1994 yılında Avustralya'dan Türkiye'ye döndüğümde ilk kez Sülük tedavisini duydum. İnsanların kulaktan dolma bilgilerle bu tedaviyi evlerde steril olmayan ortamlarda hatta göl kenarlarında yaptıklarını gördüm. İlk Müslüman hekimlerden İbni-Sina bunu yüzyıllar önce hastalarına uygulamış öğrencilerine öğretmiş yani bu mucizevi tedavi yöntemi bu topraklarda ilk defa uygulanmış. Osmanlı döneminde padişahlar dahi bu tedaviye inanmış ve yararlanmış. Anadolu'da berberler erkeklere berber dükkanında sülükçü teyzeler hamamda kadınlara bu tedaviyi yıllarca uygulamışken halen bu tedavinin bu şekilde kötü şartlarda yapılmasına çok üzüldüm.
Bu sebeple bu ilmi gerçek manada öğrenmek ve açık hava hastanesine dönmüş ülkem insanlarına faydalı olmak için eğitim amacıyla Rusya'ya staj ve pratik yapma amacıyla Almanya'ya gittim. Döndükten sonra önce yakın akrabalardan başlayarak bu tedavinin yaygınlaşmasına katkıda bulundum. 2007 yılında Sağlık Bakanlığımız da tıbbi sülük tedavisinin (HİRUDOTERAPİ) yardımcı ve tamamlayıcı tıp olarak tüm Türkiye'de uygulanmasına izin verdi. Ben bu tedavi yönteminde yaptığım çalışmalar sonucu yurt içi ve yurt dışından aldığım davetler sonucu seminer ve konferanslar vermeye başladım. Ülkemiz tıbbi sülük (Hirudo medicanalis) açısından çok şanslı bir ülkedir.

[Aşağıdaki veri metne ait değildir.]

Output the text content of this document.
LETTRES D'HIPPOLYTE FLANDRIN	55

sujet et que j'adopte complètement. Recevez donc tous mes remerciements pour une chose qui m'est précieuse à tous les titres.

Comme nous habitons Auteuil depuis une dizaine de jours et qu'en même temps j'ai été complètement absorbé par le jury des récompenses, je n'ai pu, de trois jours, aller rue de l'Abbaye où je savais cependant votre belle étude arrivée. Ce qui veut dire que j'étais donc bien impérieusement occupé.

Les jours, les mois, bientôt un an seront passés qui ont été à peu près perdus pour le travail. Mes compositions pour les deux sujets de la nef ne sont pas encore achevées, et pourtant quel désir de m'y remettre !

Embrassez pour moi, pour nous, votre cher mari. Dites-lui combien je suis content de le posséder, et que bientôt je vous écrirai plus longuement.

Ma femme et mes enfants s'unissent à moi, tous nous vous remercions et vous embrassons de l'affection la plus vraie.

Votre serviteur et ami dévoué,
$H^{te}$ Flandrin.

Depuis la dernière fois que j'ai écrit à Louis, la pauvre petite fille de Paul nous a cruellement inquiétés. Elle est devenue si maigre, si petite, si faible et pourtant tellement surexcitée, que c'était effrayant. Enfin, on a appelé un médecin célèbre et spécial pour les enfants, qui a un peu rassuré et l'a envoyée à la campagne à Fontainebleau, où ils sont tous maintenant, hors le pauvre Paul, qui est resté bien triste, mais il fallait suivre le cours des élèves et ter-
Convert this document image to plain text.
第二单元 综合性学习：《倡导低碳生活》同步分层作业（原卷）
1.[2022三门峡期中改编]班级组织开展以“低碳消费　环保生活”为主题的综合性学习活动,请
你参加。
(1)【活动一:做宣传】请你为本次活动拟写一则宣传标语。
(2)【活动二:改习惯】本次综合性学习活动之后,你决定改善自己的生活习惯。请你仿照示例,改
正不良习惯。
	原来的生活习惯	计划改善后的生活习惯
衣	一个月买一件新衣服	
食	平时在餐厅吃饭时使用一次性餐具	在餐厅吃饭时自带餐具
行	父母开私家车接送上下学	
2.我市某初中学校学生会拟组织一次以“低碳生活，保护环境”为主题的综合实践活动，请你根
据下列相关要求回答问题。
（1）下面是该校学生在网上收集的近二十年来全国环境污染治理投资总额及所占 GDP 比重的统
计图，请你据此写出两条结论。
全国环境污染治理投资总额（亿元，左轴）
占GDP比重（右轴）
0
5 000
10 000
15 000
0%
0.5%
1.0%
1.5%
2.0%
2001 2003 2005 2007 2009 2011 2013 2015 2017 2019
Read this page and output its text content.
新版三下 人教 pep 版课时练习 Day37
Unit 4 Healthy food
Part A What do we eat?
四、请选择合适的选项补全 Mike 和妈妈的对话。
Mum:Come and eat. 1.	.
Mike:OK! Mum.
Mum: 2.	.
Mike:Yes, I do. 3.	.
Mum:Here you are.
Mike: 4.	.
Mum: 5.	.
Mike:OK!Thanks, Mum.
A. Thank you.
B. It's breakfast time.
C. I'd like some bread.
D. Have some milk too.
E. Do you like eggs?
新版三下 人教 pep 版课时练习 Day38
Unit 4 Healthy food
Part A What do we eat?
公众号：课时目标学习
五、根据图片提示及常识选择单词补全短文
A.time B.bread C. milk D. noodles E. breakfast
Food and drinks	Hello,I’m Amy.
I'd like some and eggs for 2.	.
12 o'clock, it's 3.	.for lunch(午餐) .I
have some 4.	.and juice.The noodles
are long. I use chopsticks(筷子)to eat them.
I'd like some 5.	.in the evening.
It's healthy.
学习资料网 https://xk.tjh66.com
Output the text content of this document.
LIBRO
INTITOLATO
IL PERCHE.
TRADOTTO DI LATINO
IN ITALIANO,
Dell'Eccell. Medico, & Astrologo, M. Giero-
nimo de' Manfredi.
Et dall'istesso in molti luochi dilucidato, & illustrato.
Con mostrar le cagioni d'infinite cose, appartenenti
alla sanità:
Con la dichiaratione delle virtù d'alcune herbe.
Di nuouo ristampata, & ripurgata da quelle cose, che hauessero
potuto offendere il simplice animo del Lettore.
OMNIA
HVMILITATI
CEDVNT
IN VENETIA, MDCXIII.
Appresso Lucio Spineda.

Dünyada en çok tıbbi sülüğün toplandığı ve ihraç edildiği ülke Türkiye'dir. Son yıllarda Karadeniz ve Akdeniz bölgesinde sülük çiftlikleri kurulmuş sülük temini kolaylaşmıştır. Ama ben insanlarımızın kendi başlarına bu tedaviyi yapmalarını uygun bulmuyorum. Mutlaka hastane veya kliniklerde uzmanlara yaptırmalarını öneriyorum.
İnsanlarımızın birazcık da olsa bilimsel açıdan bilgi sahibi olması için bu kitabı yazmayı uygun gördüm. Umarım faydalı olabilirim.
Bu da benim güzel ülkemin güzel insanlarına naçizane bir hediyem olsun.